Furthermore, there are no public interests in encouraging commercial caving by validating releases under these circumstances. In an activity such as competitive racing, the public's interests are a factor, and invalidating a release may lead to a decrease in such events because track owners fear liability. However, the public's interests are considerably different in this instance. Cave exploration is not a competitive sport which involves the public; here, it was a supervised and structured activity. Even if it is true that some cave owners will now discontinue commercial tours for fear of liability without valid releases, this does not overcome the evident public interest in the physical safety and legal protection of our citizens.

Moreover, a tour of a cave does not qualify as a recreational activity as the courts in Dunn and Donegan have construed it. In both those cases and in Estate of Peters v. U.S. Cycling Federation, 779 F. Supp. 853 (E.D.Ky.1991), the injured Plaintiff was involved in a competitive racing activity. The activity occurred in the presence of the public and involved trained individuals in car or bicycle racing events. The case at bar stands in stark contrast. The Court cannot construe this cave tour as a recreational activity on the same par with auto racing or bicycle racing.
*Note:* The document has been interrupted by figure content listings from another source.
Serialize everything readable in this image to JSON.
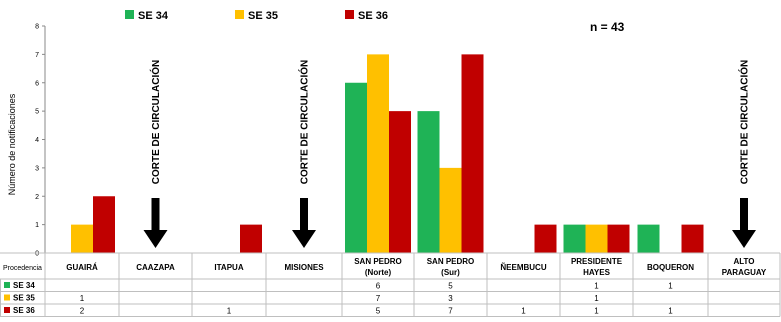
{
  "chart_data": {
    "type": "bar",
    "ylabel": "Número de notificaciones",
    "ylim": [
      0,
      8
    ],
    "yticks": [
      0,
      1,
      2,
      3,
      4,
      5,
      6,
      7,
      8
    ],
    "n_label": "n = 43",
    "legend_position": "top",
    "row_header": "Procedencia",
    "categories": [
      [
        "GUAIRÁ"
      ],
      [
        "CAAZAPA"
      ],
      [
        "ITAPUA"
      ],
      [
        "MISIONES"
      ],
      [
        "SAN PEDRO",
        "(Norte)"
      ],
      [
        "SAN PEDRO",
        "(Sur)"
      ],
      [
        "ÑEEMBUCU"
      ],
      [
        "PRESIDENTE",
        "HAYES"
      ],
      [
        "BOQUERON"
      ],
      [
        "ALTO",
        "PARAGUAY"
      ]
    ],
    "series": [
      {
        "name": "SE 34",
        "color": "#1fb356",
        "values": [
          0,
          0,
          0,
          0,
          6,
          5,
          0,
          1,
          1,
          0
        ]
      },
      {
        "name": "SE 35",
        "color": "#ffc000",
        "values": [
          1,
          0,
          0,
          0,
          7,
          3,
          0,
          1,
          0,
          0
        ]
      },
      {
        "name": "SE 36",
        "color": "#c00000",
        "values": [
          2,
          0,
          1,
          0,
          5,
          7,
          1,
          1,
          1,
          0
        ]
      }
    ],
    "table": [
      [
        "",
        "",
        "",
        "",
        "6",
        "5",
        "",
        "1",
        "1",
        ""
      ],
      [
        "1",
        "",
        "",
        "",
        "7",
        "3",
        "",
        "1",
        "",
        ""
      ],
      [
        "2",
        "",
        "1",
        "",
        "5",
        "7",
        "1",
        "1",
        "1",
        ""
      ]
    ],
    "annotations": [
      {
        "text": "CORTE DE CIRCULACIÓN",
        "category_index": 1,
        "arrow_icon": "down-arrow-icon"
      },
      {
        "text": "CORTE DE CIRCULACIÓN",
        "category_index": 3,
        "arrow_icon": "down-arrow-icon"
      },
      {
        "text": "CORTE DE CIRCULACIÓN",
        "category_index": 9,
        "arrow_icon": "down-arrow-icon"
      }
    ],
    "grid": false
  }
}
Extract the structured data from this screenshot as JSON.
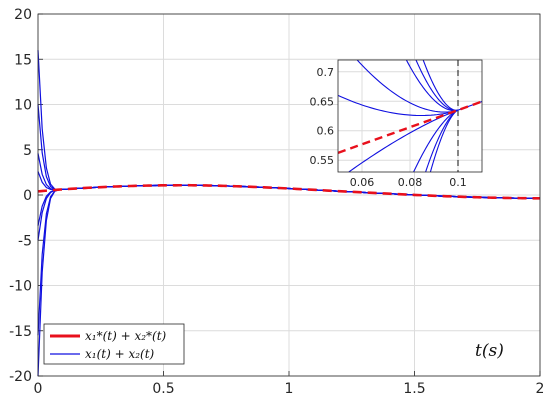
{
  "chart_data": {
    "type": "line",
    "xlabel": "t(s)",
    "xlim": [
      0,
      2
    ],
    "ylim": [
      -20,
      20
    ],
    "xticks": [
      "0",
      "0.5",
      "1",
      "1.5",
      "2"
    ],
    "yticks": [
      "20",
      "15",
      "10",
      "5",
      "0",
      "-5",
      "-10",
      "-15",
      "-20"
    ],
    "grid": true,
    "legend_position": "bottom-left",
    "reference": {
      "name": "x₁*(t) + x₂*(t)",
      "color": "#e8101c",
      "style": "solid",
      "x": [
        0,
        0.1,
        0.2,
        0.3,
        0.4,
        0.5,
        0.6,
        0.7,
        0.8,
        0.9,
        1.0,
        1.1,
        1.2,
        1.3,
        1.4,
        1.5,
        1.6,
        1.7,
        1.8,
        1.9,
        2.0
      ],
      "y": [
        0.4,
        0.63,
        0.8,
        0.93,
        1.02,
        1.07,
        1.08,
        1.04,
        0.96,
        0.85,
        0.72,
        0.57,
        0.42,
        0.28,
        0.14,
        0.01,
        -0.11,
        -0.21,
        -0.29,
        -0.34,
        -0.37
      ]
    },
    "trajectories": {
      "name": "x₁(t) + x₂(t)",
      "color": "#1010e0",
      "initial_values": [
        16,
        10,
        4.6,
        2.6,
        -3.4,
        -5,
        -15.5,
        -20
      ],
      "converge_at_x": 0.1
    },
    "inset": {
      "xlim": [
        0.05,
        0.11
      ],
      "ylim": [
        0.53,
        0.72
      ],
      "xticks": [
        "0.06",
        "0.08",
        "0.1"
      ],
      "yticks": [
        "0.7",
        "0.65",
        "0.6",
        "0.55"
      ],
      "dashed_vertical_at": 0.1,
      "converge_point": [
        0.1,
        0.635
      ]
    }
  },
  "colors": {
    "reference": "#e8101c",
    "trajectory": "#1010e0",
    "grid": "#dcdcdc"
  }
}
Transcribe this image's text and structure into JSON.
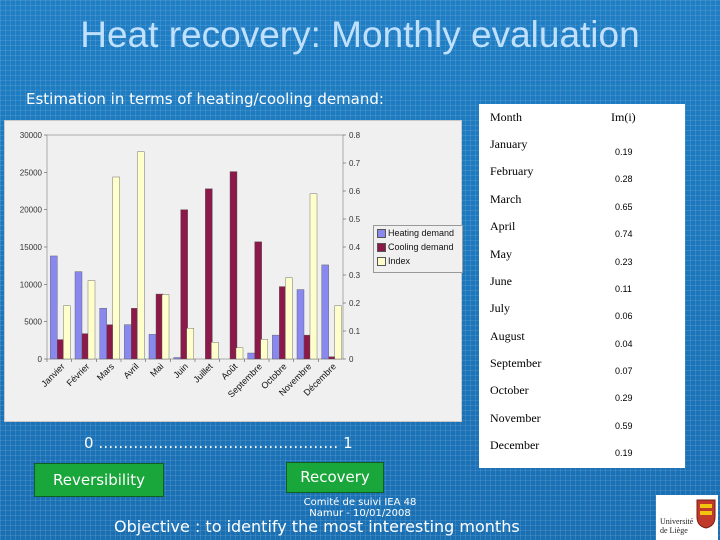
{
  "title": "Heat recovery: Monthly evaluation",
  "subtitle": "Estimation in terms of heating/cooling demand:",
  "chart_data": {
    "type": "bar",
    "categories": [
      "Janvier",
      "Février",
      "Mars",
      "Avril",
      "Mai",
      "Juin",
      "Juillet",
      "Août",
      "Septembre",
      "Octobre",
      "Novembre",
      "Décembre"
    ],
    "series": [
      {
        "name": "Heating demand",
        "axis": "left",
        "color": "#8888ee",
        "values": [
          13800,
          11700,
          6800,
          4600,
          3300,
          200,
          0,
          0,
          800,
          3200,
          9300,
          12600
        ]
      },
      {
        "name": "Cooling demand",
        "axis": "left",
        "color": "#8b1a4a",
        "values": [
          2600,
          3400,
          4600,
          6800,
          8700,
          20000,
          22800,
          25100,
          15700,
          9700,
          3200,
          300
        ]
      },
      {
        "name": "Index",
        "axis": "right",
        "color": "#ffffcc",
        "values": [
          0.19,
          0.28,
          0.65,
          0.74,
          0.23,
          0.11,
          0.06,
          0.04,
          0.07,
          0.29,
          0.59,
          0.19
        ]
      }
    ],
    "ylim_left": [
      0,
      30000
    ],
    "yticks_left": [
      "0",
      "5000",
      "10000",
      "15000",
      "20000",
      "25000",
      "30000"
    ],
    "ylim_right": [
      0,
      0.8
    ],
    "yticks_right": [
      "0",
      "0.1",
      "0.2",
      "0.3",
      "0.4",
      "0.5",
      "0.6",
      "0.7",
      "0.8"
    ],
    "legend_position": "right"
  },
  "legend": {
    "items": [
      {
        "label": "Heating demand",
        "color": "#8888ee"
      },
      {
        "label": "Cooling demand",
        "color": "#8b1a4a"
      },
      {
        "label": "Index",
        "color": "#ffffcc"
      }
    ]
  },
  "table": {
    "header_month": "Month",
    "header_value": "Im(i)",
    "rows": [
      {
        "month": "January",
        "value": "0.19"
      },
      {
        "month": "February",
        "value": "0.28"
      },
      {
        "month": "March",
        "value": "0.65"
      },
      {
        "month": "April",
        "value": "0.74"
      },
      {
        "month": "May",
        "value": "0.23"
      },
      {
        "month": "June",
        "value": "0.11"
      },
      {
        "month": "July",
        "value": "0.06"
      },
      {
        "month": "August",
        "value": "0.04"
      },
      {
        "month": "September",
        "value": "0.07"
      },
      {
        "month": "October",
        "value": "0.29"
      },
      {
        "month": "November",
        "value": "0.59"
      },
      {
        "month": "December",
        "value": "0.19"
      }
    ]
  },
  "scale_text": "0 ………………………………………… 1",
  "buttons": {
    "reversibility": "Reversibility",
    "recovery": "Recovery"
  },
  "footer": {
    "line1": "Comité de suivi IEA 48",
    "line2": "Namur - 10/01/2008"
  },
  "objective": "Objective : to identify the most interesting months",
  "logo": {
    "text": "Université de Liège"
  },
  "colors": {
    "background": "#1a73b8",
    "title": "#bfe0ff",
    "button": "#19a63a"
  }
}
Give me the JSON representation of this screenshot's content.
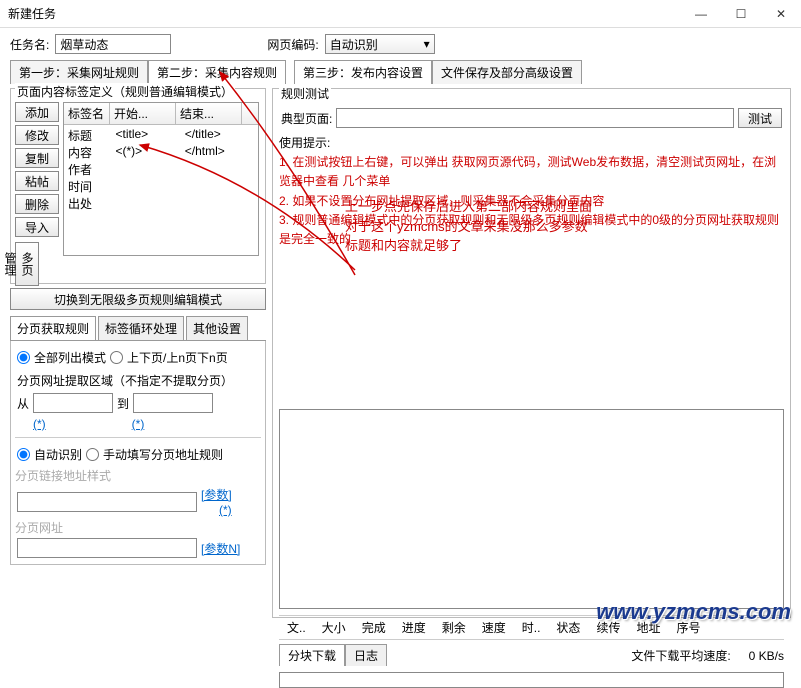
{
  "window": {
    "title": "新建任务"
  },
  "header": {
    "task_label": "任务名:",
    "task_value": "烟草动态",
    "encode_label": "网页编码:",
    "encode_value": "自动识别"
  },
  "steps": {
    "s1": "第一步：采集网址规则",
    "s2": "第二步：采集内容规则",
    "s3": "第三步：发布内容设置",
    "s4": "文件保存及部分高级设置"
  },
  "leftPanel": {
    "title": "页面内容标签定义（规则普通编辑模式）",
    "buttons": {
      "add": "添加",
      "modify": "修改",
      "copy": "复制",
      "paste": "粘帖",
      "delete": "删除",
      "import": "导入"
    },
    "vbtn": "多页管理",
    "cols": {
      "name": "标签名",
      "start": "开始...",
      "end": "结束..."
    },
    "rows": [
      {
        "name": "标题",
        "start": "<title>",
        "end": "</title>"
      },
      {
        "name": "内容",
        "start": "<(*)>",
        "end": "</html>"
      },
      {
        "name": "作者",
        "start": "",
        "end": ""
      },
      {
        "name": "时间",
        "start": "",
        "end": ""
      },
      {
        "name": "出处",
        "start": "",
        "end": ""
      }
    ],
    "switchBtn": "切换到无限级多页规则编辑模式",
    "subtabs": {
      "t1": "分页获取规则",
      "t2": "标签循环处理",
      "t3": "其他设置"
    },
    "radios": {
      "r1": "全部列出模式",
      "r2": "上下页/上n页下n页"
    },
    "zoneLabel": "分页网址提取区域（不指定不提取分页）",
    "from": "从",
    "to": "到",
    "star": "(*)",
    "radios2": {
      "auto": "自动识别",
      "manual": "手动填写分页地址规则"
    },
    "linkStyle": "分页链接地址样式",
    "param": "[参数]",
    "star2": "(*)",
    "pageUrl": "分页网址",
    "paramN": "[参数N]"
  },
  "rightPanel": {
    "title": "规则测试",
    "typical": "典型页面:",
    "testBtn": "测试",
    "usageTitle": "使用提示:",
    "u1": "1. 在测试按钮上右键，可以弹出 获取网页源代码，测试Web发布数据，清空测试页网址，在浏览器中查看 几个菜单",
    "u2": "2. 如果不设置分布网址提取区域，则采集器不会采集分页内容",
    "u3": "3. 规则普通编辑模式中的分页获取规则和无限级多页规则编辑模式中的0级的分页网址获取规则是完全一致的",
    "anno1": "上一步点完保存后进入第二部内容规则里面",
    "anno2": "对于这个yzmcms的文章采集没那么多参数",
    "anno3": "标题和内容就足够了",
    "cols": [
      "文..",
      "大小",
      "完成",
      "进度",
      "剩余",
      "速度",
      "时..",
      "状态",
      "续传",
      "地址",
      "序号"
    ],
    "dlTab1": "分块下载",
    "dlTab2": "日志",
    "speedLabel": "文件下载平均速度:",
    "speedVal": "0 KB/s"
  },
  "watermark": "www.yzmcms.com"
}
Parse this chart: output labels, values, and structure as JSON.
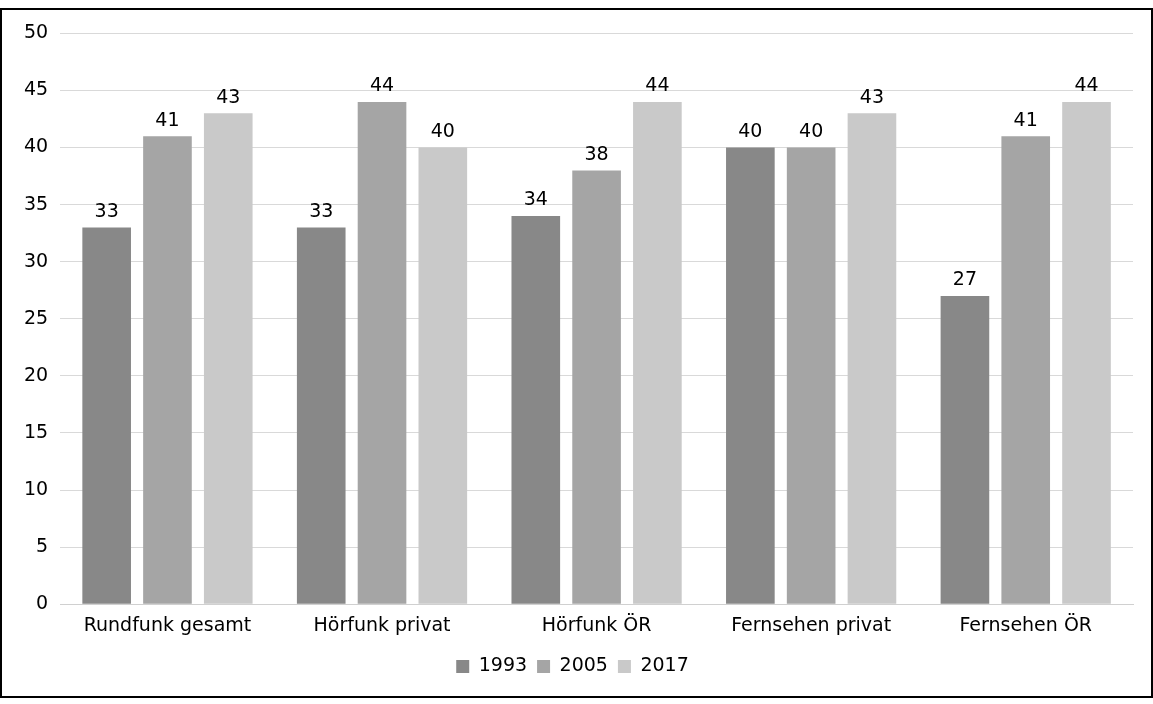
{
  "chart_data": {
    "type": "bar",
    "categories": [
      "Rundfunk gesamt",
      "Hörfunk privat",
      "Hörfunk ÖR",
      "Fernsehen privat",
      "Fernsehen ÖR"
    ],
    "series": [
      {
        "name": "1993",
        "color": "#888888",
        "values": [
          33,
          33,
          34,
          40,
          27
        ]
      },
      {
        "name": "2005",
        "color": "#a5a5a5",
        "values": [
          41,
          44,
          38,
          40,
          41
        ]
      },
      {
        "name": "2017",
        "color": "#c9c9c9",
        "values": [
          43,
          40,
          44,
          43,
          44
        ]
      }
    ],
    "ylim": [
      0,
      50
    ],
    "yticks": [
      0,
      5,
      10,
      15,
      20,
      25,
      30,
      35,
      40,
      45,
      50
    ],
    "grid": "y",
    "legend": "bottom",
    "data_labels": true
  }
}
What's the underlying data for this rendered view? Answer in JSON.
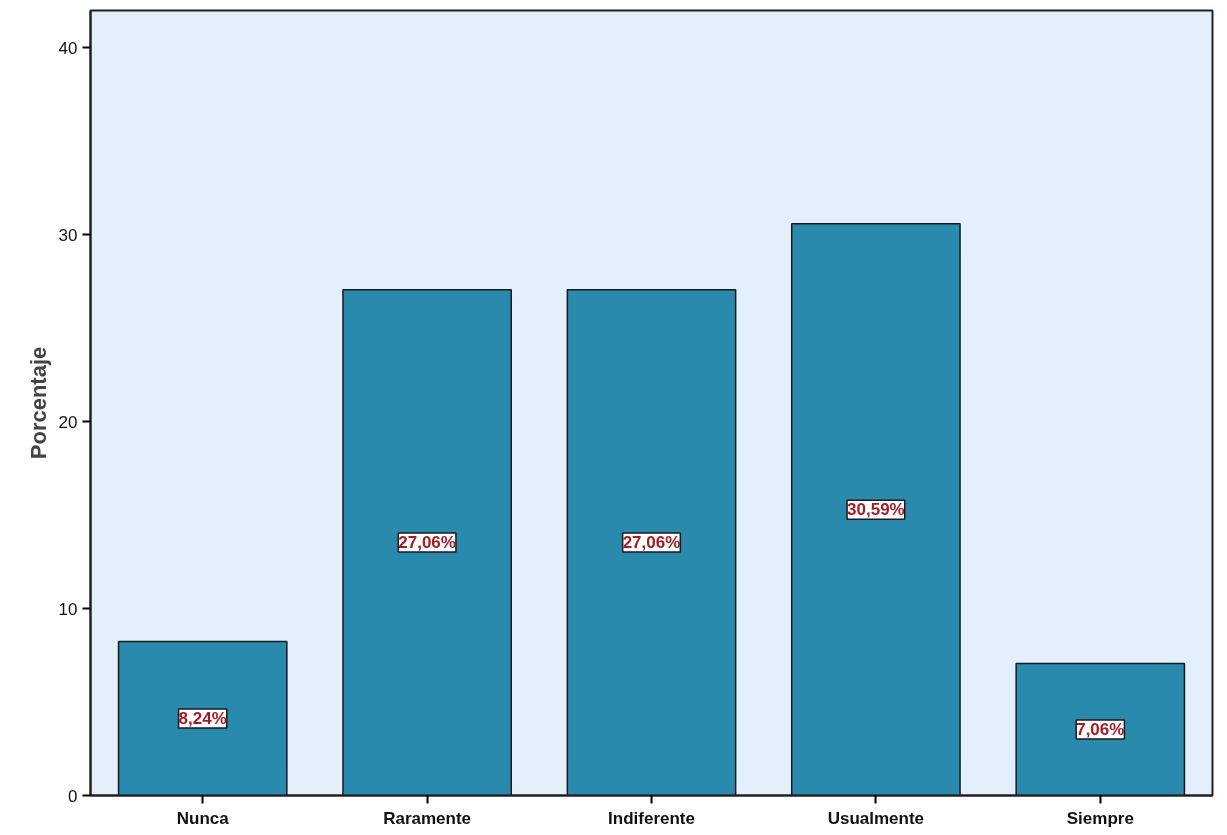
{
  "chart_data": {
    "type": "bar",
    "ylabel": "Porcentaje",
    "categories": [
      "Nunca",
      "Raramente",
      "Indiferente",
      "Usualmente",
      "Siempre"
    ],
    "values": [
      8.24,
      27.06,
      27.06,
      30.59,
      7.06
    ],
    "value_labels": [
      "8,24%",
      "27,06%",
      "27,06%",
      "30,59%",
      "7,06%"
    ],
    "color": "#2a8aae",
    "ylim": [
      0,
      42
    ],
    "yticks": [
      0,
      10,
      20,
      30,
      40
    ],
    "grid": false
  }
}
Therefore, absent expansion of the narrow exception, the general rule against waiver of liability must stand. The Court finds insufficient justification for believing that Kentucky courts would carve a further exception for all activities that are recreational in nature and involve releases. The Sixth Circuit has very cautiously analyzed such situations on a case by case basis and this Court has done the same. For the reasons stated above, the Court will deny Defendants' Motion for Partial Summary judgment.

The Court will issue an Order consistent with this Memorandum.

 
ORDER

This matter is before the Court on Motion for Partial Summary Judgment, which was brought by Defendant T.M.H. International Attractions, Inc., and Defendant Gordon Hall. The Court having issued a Memorandum Opinion, and being otherwise sufficiently advised,

IT IS HEREBY ORDERED that Defendants' Motion be DENIED.

NOTES

[1] Because Defendants owned the property on which Bill Coughlin died and shared the proceeds generated from the Wild Cave Tour pursuant to a lease agreement with David Hardin (Dkt. # 26, Lease Dated April 16, 1993), the validity of the waiver affects their potential liability also, as they are parties to the contract that it created.

[2] At this time, the Court will not decide whether Defendants may be liable for negligence, and if so, to what extent. That question is reserved for the trier of fact.